Le commissaire leva la main pour commander deux cafés. Le restaurant avait fermé mais, le temps de ranger, le patron leur avait laissé le champ libre.

— Tu te souviens ? De ce conte ? De l'histoire de ce monsieur Seguin et de sa pauvre petite chèvre ?

— Elle s'appelait Blanquette, dit Veyrenc. Et elle était si jolie que les châtaigniers s'inclinaient jusqu'à terre pour la caresser de leurs branches.

— Elle avait voulu fuir, n'est-ce pas, être libre ?

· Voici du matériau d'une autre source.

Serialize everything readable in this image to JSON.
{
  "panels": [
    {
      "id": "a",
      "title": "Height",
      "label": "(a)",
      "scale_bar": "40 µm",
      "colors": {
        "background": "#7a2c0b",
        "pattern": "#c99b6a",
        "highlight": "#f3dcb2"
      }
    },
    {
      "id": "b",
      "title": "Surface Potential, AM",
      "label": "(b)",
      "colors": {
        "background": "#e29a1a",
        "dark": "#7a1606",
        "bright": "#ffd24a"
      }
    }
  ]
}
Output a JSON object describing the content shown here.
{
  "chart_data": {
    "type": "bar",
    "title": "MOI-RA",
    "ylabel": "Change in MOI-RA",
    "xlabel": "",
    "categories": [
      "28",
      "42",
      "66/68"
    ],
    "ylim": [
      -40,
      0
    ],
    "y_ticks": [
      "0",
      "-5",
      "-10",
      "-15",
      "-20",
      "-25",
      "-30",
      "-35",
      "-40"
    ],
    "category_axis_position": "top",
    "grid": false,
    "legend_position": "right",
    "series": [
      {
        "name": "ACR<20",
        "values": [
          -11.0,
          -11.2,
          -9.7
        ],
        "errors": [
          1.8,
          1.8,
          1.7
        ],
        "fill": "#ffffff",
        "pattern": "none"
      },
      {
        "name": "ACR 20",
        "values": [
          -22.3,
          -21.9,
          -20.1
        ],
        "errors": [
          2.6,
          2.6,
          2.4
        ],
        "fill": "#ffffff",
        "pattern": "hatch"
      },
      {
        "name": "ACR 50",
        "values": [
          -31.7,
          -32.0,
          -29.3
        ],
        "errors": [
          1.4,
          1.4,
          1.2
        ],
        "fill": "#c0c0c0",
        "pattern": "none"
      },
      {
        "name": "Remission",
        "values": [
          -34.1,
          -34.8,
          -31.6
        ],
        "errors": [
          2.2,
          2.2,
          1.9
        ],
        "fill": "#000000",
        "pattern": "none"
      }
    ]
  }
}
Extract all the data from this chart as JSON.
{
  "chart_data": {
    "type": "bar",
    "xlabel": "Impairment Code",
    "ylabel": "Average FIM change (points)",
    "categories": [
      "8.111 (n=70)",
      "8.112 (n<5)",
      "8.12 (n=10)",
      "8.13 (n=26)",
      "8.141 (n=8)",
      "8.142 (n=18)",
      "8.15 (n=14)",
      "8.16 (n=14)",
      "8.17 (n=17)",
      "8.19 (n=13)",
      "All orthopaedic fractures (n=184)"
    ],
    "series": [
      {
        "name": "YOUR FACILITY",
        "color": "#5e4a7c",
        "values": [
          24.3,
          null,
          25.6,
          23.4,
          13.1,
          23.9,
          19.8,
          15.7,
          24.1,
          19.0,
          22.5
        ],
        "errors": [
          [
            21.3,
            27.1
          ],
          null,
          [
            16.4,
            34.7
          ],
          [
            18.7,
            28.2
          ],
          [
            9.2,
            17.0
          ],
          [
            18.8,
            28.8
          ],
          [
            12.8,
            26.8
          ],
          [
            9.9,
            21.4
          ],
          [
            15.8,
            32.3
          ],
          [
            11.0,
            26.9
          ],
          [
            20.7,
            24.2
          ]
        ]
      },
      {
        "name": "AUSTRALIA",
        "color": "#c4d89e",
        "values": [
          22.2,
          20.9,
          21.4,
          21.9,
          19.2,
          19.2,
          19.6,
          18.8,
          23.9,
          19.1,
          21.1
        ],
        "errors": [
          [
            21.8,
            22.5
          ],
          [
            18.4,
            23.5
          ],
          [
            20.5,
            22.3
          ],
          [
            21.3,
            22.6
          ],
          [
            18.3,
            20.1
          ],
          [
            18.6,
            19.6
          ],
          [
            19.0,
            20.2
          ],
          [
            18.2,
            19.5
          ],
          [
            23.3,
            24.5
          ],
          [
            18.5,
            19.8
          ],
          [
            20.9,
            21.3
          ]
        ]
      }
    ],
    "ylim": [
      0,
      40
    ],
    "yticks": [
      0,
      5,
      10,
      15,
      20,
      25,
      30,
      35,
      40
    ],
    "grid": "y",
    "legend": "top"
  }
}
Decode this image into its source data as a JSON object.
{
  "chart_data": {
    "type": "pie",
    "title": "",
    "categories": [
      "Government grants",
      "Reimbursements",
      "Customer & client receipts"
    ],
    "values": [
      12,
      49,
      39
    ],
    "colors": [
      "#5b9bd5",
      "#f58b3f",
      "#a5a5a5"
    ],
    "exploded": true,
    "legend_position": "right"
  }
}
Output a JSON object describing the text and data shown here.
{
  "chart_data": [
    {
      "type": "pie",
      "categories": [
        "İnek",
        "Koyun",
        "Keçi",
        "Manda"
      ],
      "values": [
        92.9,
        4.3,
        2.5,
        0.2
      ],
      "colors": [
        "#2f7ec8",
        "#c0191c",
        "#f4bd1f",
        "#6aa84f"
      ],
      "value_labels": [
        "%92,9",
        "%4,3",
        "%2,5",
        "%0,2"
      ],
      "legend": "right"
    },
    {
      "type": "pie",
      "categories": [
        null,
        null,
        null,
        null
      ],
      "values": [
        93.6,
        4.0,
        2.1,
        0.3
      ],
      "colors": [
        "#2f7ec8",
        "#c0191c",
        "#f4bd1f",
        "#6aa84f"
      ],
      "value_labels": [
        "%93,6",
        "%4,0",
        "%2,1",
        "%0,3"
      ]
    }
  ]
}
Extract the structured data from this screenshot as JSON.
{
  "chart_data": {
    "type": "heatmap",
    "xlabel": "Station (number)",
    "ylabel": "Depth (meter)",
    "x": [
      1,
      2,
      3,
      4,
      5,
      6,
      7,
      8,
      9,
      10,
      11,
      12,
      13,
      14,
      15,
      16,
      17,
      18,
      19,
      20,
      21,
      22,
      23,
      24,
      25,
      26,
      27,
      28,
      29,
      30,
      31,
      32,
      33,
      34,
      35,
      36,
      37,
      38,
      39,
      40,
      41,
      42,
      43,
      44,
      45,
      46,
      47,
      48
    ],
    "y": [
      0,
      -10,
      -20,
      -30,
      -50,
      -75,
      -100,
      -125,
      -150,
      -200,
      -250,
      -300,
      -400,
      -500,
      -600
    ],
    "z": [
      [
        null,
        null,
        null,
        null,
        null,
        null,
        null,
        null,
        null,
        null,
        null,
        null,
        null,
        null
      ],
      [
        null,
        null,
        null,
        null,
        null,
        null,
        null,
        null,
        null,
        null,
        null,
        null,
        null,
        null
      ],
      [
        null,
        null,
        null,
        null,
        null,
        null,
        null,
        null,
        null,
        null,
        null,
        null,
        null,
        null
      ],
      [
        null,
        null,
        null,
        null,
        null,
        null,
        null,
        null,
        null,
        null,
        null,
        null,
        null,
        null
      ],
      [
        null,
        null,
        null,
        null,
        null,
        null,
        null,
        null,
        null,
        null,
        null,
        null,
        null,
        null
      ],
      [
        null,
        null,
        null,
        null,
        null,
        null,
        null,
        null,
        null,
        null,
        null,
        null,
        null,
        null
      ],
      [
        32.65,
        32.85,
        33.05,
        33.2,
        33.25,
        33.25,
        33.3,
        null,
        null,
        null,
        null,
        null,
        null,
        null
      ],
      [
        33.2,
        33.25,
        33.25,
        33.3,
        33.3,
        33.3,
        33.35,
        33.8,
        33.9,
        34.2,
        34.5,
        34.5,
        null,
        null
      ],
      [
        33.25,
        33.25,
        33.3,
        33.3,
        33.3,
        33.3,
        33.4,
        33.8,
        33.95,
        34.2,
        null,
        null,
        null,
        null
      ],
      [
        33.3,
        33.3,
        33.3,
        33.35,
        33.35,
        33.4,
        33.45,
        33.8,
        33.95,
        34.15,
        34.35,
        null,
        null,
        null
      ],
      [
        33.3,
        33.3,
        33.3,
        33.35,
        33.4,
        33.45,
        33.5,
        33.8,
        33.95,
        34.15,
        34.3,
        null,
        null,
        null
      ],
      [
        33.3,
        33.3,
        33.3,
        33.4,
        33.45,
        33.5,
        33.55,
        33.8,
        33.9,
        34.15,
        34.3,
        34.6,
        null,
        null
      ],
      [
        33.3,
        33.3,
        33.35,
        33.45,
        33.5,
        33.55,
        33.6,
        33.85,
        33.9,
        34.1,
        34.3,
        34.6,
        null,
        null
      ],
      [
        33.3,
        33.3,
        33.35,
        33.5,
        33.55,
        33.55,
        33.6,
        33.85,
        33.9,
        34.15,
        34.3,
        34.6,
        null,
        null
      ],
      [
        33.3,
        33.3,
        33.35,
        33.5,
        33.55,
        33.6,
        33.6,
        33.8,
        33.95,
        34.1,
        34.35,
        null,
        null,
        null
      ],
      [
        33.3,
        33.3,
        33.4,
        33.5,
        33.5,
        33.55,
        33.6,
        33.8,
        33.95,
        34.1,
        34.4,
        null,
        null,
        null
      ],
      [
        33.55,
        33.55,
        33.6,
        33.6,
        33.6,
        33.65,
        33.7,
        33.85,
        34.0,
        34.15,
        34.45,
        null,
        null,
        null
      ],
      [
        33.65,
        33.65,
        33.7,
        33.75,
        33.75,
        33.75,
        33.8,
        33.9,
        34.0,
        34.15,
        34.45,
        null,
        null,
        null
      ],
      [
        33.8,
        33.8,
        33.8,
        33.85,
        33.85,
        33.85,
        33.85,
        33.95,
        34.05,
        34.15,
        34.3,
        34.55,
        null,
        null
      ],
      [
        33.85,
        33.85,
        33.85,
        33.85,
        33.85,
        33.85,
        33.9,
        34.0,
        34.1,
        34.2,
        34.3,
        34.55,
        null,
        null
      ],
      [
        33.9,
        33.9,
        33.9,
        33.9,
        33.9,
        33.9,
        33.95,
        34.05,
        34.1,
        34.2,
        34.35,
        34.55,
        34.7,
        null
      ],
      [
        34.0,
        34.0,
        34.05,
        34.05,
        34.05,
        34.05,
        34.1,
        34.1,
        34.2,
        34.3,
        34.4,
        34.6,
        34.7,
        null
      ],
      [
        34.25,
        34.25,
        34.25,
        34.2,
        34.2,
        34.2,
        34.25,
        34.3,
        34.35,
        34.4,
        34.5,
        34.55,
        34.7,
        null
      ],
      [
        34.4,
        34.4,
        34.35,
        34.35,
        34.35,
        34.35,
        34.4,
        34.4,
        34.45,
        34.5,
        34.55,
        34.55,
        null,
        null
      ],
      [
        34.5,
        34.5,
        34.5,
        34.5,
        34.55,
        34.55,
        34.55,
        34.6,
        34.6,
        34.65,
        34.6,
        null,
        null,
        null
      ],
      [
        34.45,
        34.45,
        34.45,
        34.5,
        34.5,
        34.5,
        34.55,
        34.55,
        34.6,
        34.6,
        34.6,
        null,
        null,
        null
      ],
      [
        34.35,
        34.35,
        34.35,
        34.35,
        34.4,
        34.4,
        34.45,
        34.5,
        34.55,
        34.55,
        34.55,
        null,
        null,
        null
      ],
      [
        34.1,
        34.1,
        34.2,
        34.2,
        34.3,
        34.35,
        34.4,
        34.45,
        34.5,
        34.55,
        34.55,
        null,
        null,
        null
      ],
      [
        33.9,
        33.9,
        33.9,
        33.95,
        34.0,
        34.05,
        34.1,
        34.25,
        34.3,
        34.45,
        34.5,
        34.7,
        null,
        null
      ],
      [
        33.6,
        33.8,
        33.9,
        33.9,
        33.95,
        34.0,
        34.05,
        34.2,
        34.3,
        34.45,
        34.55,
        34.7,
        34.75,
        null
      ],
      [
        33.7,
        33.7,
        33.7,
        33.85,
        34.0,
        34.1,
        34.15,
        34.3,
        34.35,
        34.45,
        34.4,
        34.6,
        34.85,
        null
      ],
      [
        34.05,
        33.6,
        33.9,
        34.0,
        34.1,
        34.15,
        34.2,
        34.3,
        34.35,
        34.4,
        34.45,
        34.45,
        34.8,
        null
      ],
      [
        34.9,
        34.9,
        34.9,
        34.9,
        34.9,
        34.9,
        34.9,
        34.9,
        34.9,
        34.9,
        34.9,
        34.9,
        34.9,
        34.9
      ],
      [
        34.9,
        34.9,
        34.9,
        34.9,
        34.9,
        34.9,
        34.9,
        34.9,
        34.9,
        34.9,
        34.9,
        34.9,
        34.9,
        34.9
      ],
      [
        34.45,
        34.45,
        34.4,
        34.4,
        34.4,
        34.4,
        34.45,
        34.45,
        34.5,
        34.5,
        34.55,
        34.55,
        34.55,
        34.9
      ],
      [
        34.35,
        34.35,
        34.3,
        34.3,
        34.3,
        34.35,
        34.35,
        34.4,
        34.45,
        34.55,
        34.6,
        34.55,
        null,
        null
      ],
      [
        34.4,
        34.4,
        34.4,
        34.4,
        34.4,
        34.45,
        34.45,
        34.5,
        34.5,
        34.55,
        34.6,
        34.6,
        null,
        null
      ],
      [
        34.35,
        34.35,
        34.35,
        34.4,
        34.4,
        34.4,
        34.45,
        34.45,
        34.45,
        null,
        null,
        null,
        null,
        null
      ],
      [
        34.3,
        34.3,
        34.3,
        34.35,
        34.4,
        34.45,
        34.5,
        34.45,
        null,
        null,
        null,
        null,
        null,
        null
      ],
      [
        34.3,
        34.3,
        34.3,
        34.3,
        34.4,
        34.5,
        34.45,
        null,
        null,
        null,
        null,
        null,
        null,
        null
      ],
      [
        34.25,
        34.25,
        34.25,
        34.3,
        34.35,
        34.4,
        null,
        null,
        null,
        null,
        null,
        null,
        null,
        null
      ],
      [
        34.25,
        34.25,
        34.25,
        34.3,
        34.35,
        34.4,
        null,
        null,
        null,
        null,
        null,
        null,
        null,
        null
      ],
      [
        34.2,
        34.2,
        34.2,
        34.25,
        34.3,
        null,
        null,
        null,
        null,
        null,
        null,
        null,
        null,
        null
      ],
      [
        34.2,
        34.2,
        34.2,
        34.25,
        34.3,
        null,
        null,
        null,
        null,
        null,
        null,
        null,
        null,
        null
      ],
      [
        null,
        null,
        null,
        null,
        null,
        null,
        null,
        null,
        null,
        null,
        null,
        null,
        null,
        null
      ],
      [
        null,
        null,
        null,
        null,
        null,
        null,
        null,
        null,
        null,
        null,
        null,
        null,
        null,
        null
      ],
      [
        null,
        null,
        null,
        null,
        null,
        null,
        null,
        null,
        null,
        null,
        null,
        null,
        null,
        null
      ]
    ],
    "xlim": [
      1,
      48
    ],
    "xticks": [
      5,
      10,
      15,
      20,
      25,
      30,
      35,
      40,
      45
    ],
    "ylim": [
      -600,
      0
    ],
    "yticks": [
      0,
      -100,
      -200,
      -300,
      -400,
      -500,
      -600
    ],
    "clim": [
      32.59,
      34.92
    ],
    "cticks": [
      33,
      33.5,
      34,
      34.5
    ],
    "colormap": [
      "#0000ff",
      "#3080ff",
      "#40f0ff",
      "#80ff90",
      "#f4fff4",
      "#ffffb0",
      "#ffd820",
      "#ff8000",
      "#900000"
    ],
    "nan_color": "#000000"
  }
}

— Comme les six autres avant elle.

— J'avais oublié les six autres.

— Si. Monsieur Seguin aimait follement les petites chèvres, mais toutes voulaient lui échapper et toutes y avaient réussi. Blanquette était la septième.

— J'ai toujours pensé que Seguin était lui-même le loup. Et puisque sa chèvre rêvait de lui échapper, il avait préféré la bouffer.

— Ou l'agresser, précisa Veyrenc. En cas de révolte, Seguin menaçait ses chèvres de « voir le loup ». Tu connais le sens de l'expression : voir l'homme nu et connaître l'accouplement. Tu as raison. En réalité, Blanquette s'est fait violer. Rappelle-toi : face au loup, elle « a lutté toute la nuit », et c'est à l'aube qu'elle s'est affalée au sol, sa fourrure blanche toute sanglante — car la jolie petite chèvre était blanche, donc vierge —, pour se laisser dévorer. Tu te dis donc que Seguin portait bien son nom ?

— Non. Je me dis qu'Enzo lisait des histoires à ses sœurs. Je pense qu'elles connaissaient celle-là.

— C'est très probable, on la lisait alors dans toutes les écoles. À quoi penses-tu ?

— À ceci : quand on doit se choisir un autre nom, on conserve toujours une trace, un vestige de son ancien nom, ou de son ancien état.

— Oui.

— Alors réfléchis : Louise Chevrier. La chèvre. La chèvre prisonnière de monsieur Seguin, la victime dévorée.

— Louise Chevrier, répéta Veyrenc avec lenteur. Et Froissy ne trouve personne de ce nom né en 1943.

— Nouvelle identité, donc.

— Et changement de l'année de naissance.

— Comme dit Mercadet, un acte de naissance, ça se bidouille comme on veut.

— Trop tard pour réveiller Froissy, mais le prénom qu'elle s'est choisi, Louise, est sans doute son second ou troisième prénom.

— Oui, dit Adamsberg en composant un message.

— Qui réveilles-tu ?

— Froissy.

— Elle dort, bon sang.

— Mais non.

— Quelque chose ne colle pas, Jean-Baptiste : Annette est libérée à l'âge de dix-neuf ans. Et quatorze ans plus tard, elle se ferait violer par Carnot ? Ce ne serait pas une foutue coïncidence ?

— Qui te parle d'une coïncidence ? Carnot est l'ami de Landrieu et des autres, non ? Annette fut leur proie, ils la reprennent.

— Je pense que Froissy dort. Tu es une brute.

— À ce propos, Louis, j'ai cassé la gueule de Danglard.

— Fort ?

— Assez, oui. Mais un seul coup, au menton. Ce n'était pas un coup d'ailleurs, c'était un rite de passage. Un rite de retour, plutôt.

Le téléphone vibra sur la table.

— Tu vois qu'elle ne dort pas.

— Elle va te mentir.

— Pardon, commissaire, je dînais. Prénoms de l'aînée : Bernadette, Marguerite, Hélène. Prénoms de la cadette : Annette, Rose, Louise.